IN DER FAMILIE NACHGEFRAGT



Schülerinnen des Mariengymnasiums werden beim Geschichtswettbewerb des Bundespräsidenten ausgezeichnet
Von Dr. Stephanie Taube
Habt ihr schon einmal den Dachboden durchstöbert – auf der Suche nach der berühmten Kiste mit alten Briefen, Fotos und Gegenständen aus der Vergangenheit?
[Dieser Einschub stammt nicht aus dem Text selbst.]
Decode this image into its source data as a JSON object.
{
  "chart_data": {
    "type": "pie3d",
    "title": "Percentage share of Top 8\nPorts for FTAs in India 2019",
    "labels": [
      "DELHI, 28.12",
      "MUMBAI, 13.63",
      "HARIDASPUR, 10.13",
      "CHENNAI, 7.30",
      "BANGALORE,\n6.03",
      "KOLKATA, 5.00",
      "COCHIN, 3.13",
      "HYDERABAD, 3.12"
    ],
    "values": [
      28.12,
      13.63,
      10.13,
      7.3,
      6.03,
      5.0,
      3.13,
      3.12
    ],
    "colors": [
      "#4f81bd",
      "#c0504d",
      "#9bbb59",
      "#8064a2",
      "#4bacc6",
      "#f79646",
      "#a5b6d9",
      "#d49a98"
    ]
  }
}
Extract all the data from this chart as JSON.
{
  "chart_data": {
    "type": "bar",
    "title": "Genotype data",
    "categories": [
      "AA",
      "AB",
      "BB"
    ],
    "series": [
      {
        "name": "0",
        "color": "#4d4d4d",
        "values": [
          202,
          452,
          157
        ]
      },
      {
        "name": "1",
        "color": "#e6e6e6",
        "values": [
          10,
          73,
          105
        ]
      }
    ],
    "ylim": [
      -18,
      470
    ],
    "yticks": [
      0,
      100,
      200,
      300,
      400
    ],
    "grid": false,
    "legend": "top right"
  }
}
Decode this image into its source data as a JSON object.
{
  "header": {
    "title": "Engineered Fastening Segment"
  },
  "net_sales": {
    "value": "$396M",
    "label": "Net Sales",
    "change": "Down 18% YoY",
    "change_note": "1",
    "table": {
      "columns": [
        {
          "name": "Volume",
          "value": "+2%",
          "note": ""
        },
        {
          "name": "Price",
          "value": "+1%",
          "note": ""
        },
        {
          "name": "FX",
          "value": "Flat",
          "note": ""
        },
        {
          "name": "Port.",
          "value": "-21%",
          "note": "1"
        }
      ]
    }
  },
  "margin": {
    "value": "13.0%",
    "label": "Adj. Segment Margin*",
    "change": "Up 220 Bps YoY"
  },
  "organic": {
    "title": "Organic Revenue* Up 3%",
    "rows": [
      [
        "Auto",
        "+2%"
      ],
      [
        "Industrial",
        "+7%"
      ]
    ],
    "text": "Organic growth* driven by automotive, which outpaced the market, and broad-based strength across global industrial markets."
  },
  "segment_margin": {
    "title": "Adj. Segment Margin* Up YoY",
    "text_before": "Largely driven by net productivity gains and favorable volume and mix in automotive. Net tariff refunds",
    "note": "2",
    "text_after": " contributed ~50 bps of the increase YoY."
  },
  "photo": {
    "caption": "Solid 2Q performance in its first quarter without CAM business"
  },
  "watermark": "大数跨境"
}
Vielleicht ist es bei euch nicht der Dachboden, sondern der Keller oder das Bücherregal der Großeltern, in dem sich ein altes Familienalbum versteckt.
Julin und Marilin Lütke Laxen aus der Q2 haben sich im vergangenen Jahr auf Spurensuche in der eigenen Familie begeben. Sie arbeiteten eine NS-Täterinnen-Geschichte aus der weiteren Verwandtschaft auf – eine beeindruckende Leistung, für die sie beim diesjährigen Geschichtswettbewerb des Bundespräsidenten mit einem Landessieg ausgezeichnet wurden. Neben der Recherche zur Verstrickung ihrer Verwandten in das NS-KZ-System entwickelten sie einen Leitfaden, der junge Menschen dazu anregen soll, ebenfalls in der eigenen Familie nachzuforschen.
Wie lohnend das sein kann, zeigt meine eigene Erfahrung: Immer wieder bringen mir Schülerinnen und Schüler Fotos ihrer Urgroßeltern oder deren Geschwister, auf denen sie in Uniform oder sogar mit Hakenkreuz zu sehen sind. Oft wussten sie zuvor nichts davon, dass auch ihre Angehörigen Teil des Systems waren. Umso wichtiger ist es, behutsam mit den Großeltern – oder, wenn noch möglich, den Urgroßeltern – über die eigene Familiengeschichte zu sprechen. Lasst euch alte Fotos zeigen und notiert, wer darauf zu sehen ist. Denn unabhängig davon, ob es sich um eine Tätergeschichte handelt oder nicht: Wenn die ältere Generation einmal nicht mehr da ist, weiß oft niemand mehr, wer auf den Bildern abgebildet ist – und ein Stück der eigenen Geschichte geht verloren.
Der Geschichtswettbewerb des Bundespräsidenten lädt junge Menschen dazu ein, Geschichte selbst zu erforschen.
In diesem Jahr wurden gleich drei Rechercheteams der Europaschule ausgezeichnet: Neben dem Landessieg für die Aufarbeitung einer Täter:innenbiografie erhielten Romy Amsbeck, Emma Pfau und Freya Vorwerk aus der 10D einen Förderpreis für ihr Spiel „Gefangen hinter Grenzen. Die Geschichte von Katharina L.“. Einen Sachpreis erhielten Maya Aerdker und Lara Schröder, die sich intensiv mit Laras Familiengeschichte auseinandersetzten. In ihrer Arbeit mit dem Titel „Trennung, Flucht und Wiedersehen: Wie ist Laras Familie mit der deutsch-deutschen Teilung von 1945 bis 1989/1990 umgegangen?“ zeigen sie eindrucksvoll, wie Menschen sich nicht mit der Teilung Deutschlands abfanden, sondern ihr Schicksal selbst in die Hand nahmen.
Wir freuen uns sehr über das erfolgreiche Abschneiden beim Wettbewerb – und ebenso über das große Interesse, tiefer einzutauchen, die eigene Familiengeschichte zu hinterfragen und mit Zeitzeug:innen ins Gespräch zu kommen.